Sebaliknya, anak-anak yang tidak shaleh kelak akan menjadi sumber
bencana bagi kehidupan kita para orangtua di akhirat, wal ‘iyadzu biLlah.
Allahu akbar, Allahu akbar walillahil hamd…
Kaum muslimin yang berbahagia!
Namun jika kita merasa gagal setelah mengerahkan upaya sungguh-sungguh
untuk menghadirkan sosok anak shaleh dalam rumah kita, janganlah kita
berputus asa kepada Allah Azza wa Jalla. Dalam kondisi putus asa
seperti itu, kita harus belajar dari kesabaran dan keteguhan Nabi
Nuh‘alaihissalam yang terus mengajak anaknya ikut bersamanya, meski
kemudian anaknya memilih untuk durhaka kepada Allah Ta’ala hingga
akhir hayatnya.
Kesabaran juga hal paling mendasar yang harus kita miliki dalam
mengarungi bahtera rumah tangga. Maraknya kasus perceraian adalah bukti
bahwa banyak orangtua yang egois memikirkan dirinya sendiri dan lupa
bahwa anak-anak sangat membutuhkan sebuah keluarga yang utuh. Karenanya,
bersabarlah karena Allah selalu bersama dengan orang-orang yang sabar.

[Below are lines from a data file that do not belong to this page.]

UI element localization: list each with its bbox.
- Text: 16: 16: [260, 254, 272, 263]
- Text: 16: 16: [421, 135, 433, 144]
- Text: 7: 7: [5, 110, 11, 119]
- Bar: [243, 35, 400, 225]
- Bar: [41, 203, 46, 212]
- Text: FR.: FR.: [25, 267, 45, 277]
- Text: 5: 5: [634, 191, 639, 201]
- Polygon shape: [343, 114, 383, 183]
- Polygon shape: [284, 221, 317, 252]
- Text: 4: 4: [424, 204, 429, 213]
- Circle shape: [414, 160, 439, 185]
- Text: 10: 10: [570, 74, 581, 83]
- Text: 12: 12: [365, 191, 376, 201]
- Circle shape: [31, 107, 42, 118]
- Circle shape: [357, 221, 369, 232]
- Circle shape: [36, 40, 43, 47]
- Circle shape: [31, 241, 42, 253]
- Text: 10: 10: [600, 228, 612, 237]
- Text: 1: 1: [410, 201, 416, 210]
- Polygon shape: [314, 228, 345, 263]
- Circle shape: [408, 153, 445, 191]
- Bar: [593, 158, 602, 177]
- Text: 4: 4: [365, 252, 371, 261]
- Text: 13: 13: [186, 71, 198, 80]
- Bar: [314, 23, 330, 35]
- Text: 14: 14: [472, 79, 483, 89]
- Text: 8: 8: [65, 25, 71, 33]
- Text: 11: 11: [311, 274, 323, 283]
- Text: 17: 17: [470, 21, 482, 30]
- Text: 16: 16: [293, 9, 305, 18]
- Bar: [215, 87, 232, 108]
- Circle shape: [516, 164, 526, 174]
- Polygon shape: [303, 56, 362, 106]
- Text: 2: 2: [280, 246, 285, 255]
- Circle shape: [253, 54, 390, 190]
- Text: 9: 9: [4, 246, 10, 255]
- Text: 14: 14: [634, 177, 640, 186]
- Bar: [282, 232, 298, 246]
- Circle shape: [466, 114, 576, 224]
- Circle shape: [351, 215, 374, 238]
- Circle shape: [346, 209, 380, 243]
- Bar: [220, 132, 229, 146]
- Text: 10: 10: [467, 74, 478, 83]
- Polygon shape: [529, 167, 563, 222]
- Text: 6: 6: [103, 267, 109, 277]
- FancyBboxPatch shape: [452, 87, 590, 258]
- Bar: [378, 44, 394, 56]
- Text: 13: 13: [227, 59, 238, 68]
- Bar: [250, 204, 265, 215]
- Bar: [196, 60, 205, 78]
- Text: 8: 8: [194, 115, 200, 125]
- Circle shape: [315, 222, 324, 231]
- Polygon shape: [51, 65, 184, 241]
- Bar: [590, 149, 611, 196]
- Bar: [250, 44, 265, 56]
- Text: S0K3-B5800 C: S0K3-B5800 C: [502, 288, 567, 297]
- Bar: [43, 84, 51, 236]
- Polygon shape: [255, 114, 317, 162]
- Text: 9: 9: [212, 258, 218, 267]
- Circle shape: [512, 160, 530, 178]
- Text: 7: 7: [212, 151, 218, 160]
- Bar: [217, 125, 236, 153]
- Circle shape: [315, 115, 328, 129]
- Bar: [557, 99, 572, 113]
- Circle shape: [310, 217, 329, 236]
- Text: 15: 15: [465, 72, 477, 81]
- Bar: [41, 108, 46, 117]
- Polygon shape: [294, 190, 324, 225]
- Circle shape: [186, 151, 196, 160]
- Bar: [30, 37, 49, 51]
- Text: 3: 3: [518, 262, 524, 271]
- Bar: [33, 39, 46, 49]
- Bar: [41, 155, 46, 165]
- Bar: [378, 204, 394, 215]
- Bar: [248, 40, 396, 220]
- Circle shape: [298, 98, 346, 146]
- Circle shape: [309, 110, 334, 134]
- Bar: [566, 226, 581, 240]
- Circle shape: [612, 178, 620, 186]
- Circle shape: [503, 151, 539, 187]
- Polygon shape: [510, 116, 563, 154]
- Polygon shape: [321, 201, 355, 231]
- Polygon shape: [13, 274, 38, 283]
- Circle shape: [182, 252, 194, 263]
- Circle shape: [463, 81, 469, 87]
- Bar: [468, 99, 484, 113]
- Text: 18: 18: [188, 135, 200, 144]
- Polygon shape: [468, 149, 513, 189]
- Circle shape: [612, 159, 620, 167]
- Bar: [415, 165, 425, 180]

Selanjutnya kepada para pemilik dan pelaku media, ingatlah bahwa
media-media yang Anda miliki dan kelola telah terbukti sebagai alat
paling efektif menyampaikan kebaikan dan keburukan. Ingatlah, jika Anda
mencari nafkah dengan cara menyebarkan nilai-nilai kebatilan melalui
media, maka itu akan menjadi nafkah haram untuk diri dan keluarga Anda.
Kaum muslimin yang dimuliakan Allah!
Sebelum mengakhiri khutbah ini, marilah sejenak kita menyimak panduan
singkat menunaikan ibadah kurban kita hari ini hingga 3 hari ke depan.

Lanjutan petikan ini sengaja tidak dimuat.